As Bitcoin hovers around $10,000, female investors and users could be key to its adoption as mainstream financial technology
The future (of cryptocurrency) is female.
After Bitcoin surpassed $10,000 in value last week, much of the discourse revolved around whether there was a bubble around the most famous form of cryptocurrency. And little wonder: someone who held one bitcoin on December 31, 2016 would have seen their asset’s value climb nearly 11 times as of late Friday.
The majority of the (admittedly volatile) gains realized by bitcoin and crypto cousins like Ethereum this year however, have gone straight into the pockets of men. Estimates of the number of women investors and users of cryptocurrency vary, but most peg female participation at between 1% to 5%. “It’s tied to the larger issue of there being few women in tech and finance generally. Given that cryptocurrency sits at the intersection, this is exacerbated,” Angela Walch, a law professor and Research Fellow at the Centre for Blockchain Technologies at University College London, tells Moneyish.
Cryptocurrency is a digital alternative medium of exchange created, secured and transmitted via blockchain technology, which links and records transactions via cryptography. It is created, or “mined,” by computers. Bitcoin, its most famous iteration, has decidedly masculine roots. It was created by anonymously using a male Japanese moniker and its earliest cheerleaders were male P.C. gamers and libertarian members of the cyberpunk communities who liked that it isn’t controlled by a governmental central bank.
The small numbers of female crypto enthusiasts have described uncomfortable experiences being ignored or having their appearance commented on when they attend industry events. Some of the early scandals around Bitcoin, such as its use to anonymously purchase illegal drugs on Silk Road and the 2014 collapse of Mt. Gox, an exchange which lost $450 million worth of Bitcoin, haven’t encouraged women to participate either.
“The bitcoin industry has been punished for the lack of women,” says Perianne Boring, founder of the Chamber of Digital Commerce, a D.C.-based trade association for the blockchain industry. “Women are naturally better communicators and on a mass scale, people don’t understand what Bitcoin is. The perception is skewed and it won’t be accepted as a legitimate technology unless we find a way to get this imbalance sorted.”
Female interest in cryptocurrency however, is gradually growing. There are Women in Bitcoin groups popping up all over the world, with more established branches in San Francisco and New York boasting 381 and 986 members respectively. Some female cryptocurrency investors also see blockchain technology as a solution to common financial problems that women face, such as raising money to start a tech business.

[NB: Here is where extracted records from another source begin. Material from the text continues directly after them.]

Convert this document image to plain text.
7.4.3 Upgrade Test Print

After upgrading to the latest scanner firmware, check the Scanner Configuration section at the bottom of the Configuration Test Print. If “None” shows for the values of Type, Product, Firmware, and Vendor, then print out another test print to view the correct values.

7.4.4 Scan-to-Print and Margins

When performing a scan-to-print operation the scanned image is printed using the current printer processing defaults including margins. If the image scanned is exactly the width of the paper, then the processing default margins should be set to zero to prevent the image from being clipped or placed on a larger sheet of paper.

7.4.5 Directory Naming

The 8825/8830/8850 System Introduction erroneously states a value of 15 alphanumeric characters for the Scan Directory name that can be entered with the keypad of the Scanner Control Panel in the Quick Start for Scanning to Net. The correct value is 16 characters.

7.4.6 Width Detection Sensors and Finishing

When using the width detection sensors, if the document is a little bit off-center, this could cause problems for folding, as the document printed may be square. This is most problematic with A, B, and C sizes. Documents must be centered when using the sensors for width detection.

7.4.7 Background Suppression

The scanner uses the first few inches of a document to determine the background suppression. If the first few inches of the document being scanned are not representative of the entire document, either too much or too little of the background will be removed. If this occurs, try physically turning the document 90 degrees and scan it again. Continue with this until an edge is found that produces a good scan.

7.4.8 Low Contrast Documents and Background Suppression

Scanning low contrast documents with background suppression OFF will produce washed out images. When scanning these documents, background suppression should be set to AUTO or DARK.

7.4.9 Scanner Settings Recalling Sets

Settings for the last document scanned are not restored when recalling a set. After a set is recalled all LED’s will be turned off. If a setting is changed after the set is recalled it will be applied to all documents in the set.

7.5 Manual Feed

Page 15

Despite a number of prominent female-focused venture capitalists having set up shop in the past year, female founders still face daunting odds when it comes to raising money. Per a 2014 Babson College report, only 6% of partners at VC firms are women and just 15.8% of startups globally have even one female founder. Women also receive just a fraction of the venture capital male founders get. In turn, this has created an imbalance in power which has led to abusive behavior on the part of some prominent male venture capitalists.
Cryptocurrency ventures however, have found a way to circumvent that old boy’s club. Their primary method of raising money is via an Initial Coin Offering, in which they issue a document describing their project and the funds they hope to raise. Crucially, the public, and not just a tiny group of investors, buys in hope that the cryptocurrency will subsequently rise in value. Over $3.6 billion has been raised in ICOs this year, per Coinschedule. And one of the biggest raises this year— the $232 million ICO of Tezos, subsequently mired in legal battles— was in part led by a woman.
“We’ve seen terrible stories from Silicon Valley,” says Boring, who calls ICOs a powerful way to circumvent them. “They’re not for every company but they can allow for the democratization of ideas. There’s all sorts of companies with innovative ideas founded by people who didn’t go to the right schools and don’t have access to the VC community.”
Others also see cryptocurrency as a way of enhancing microfinance, especially in the developing world. AirFox, an American company, is planning to launch peer-to-peer microloans— these are small business loans— based off blockchain technology next year. Such loans are overwhelmingly granted to women: 97% of the microcredit customers at the Grameen Bank, a microcredit pioneer, are issued to women. AirFox’s idea is that it can get some idea of a borrower’s risk profile by analyzing whether they reliably pay for their cellphone bills, for example, and then issue the appropriate credit via a cryptocurrency token.
“If you qualify, this can be sent to your phone instantly. You don’t have to go to the bank physically or wait to be approved,” says Christine To, AirFox’s vice president of business operations. “With blockchain, the technology is executed in a safe and transparent manner. All the data is publicly available. This can substantially improve the lives and businesses of people in developing economies.”
Others however, caution against this blue sky thinking. “Seeing technology as a magical solution is an oversimplification,” says Walch, the law professor who has developed a reputation as a critic of the quasi-utopianism of some cryptocurrency enthusiasts. “Who makes a blockchain entry and did they make the right checks? Validity, truth and accuracy all depend on processes outside the system.”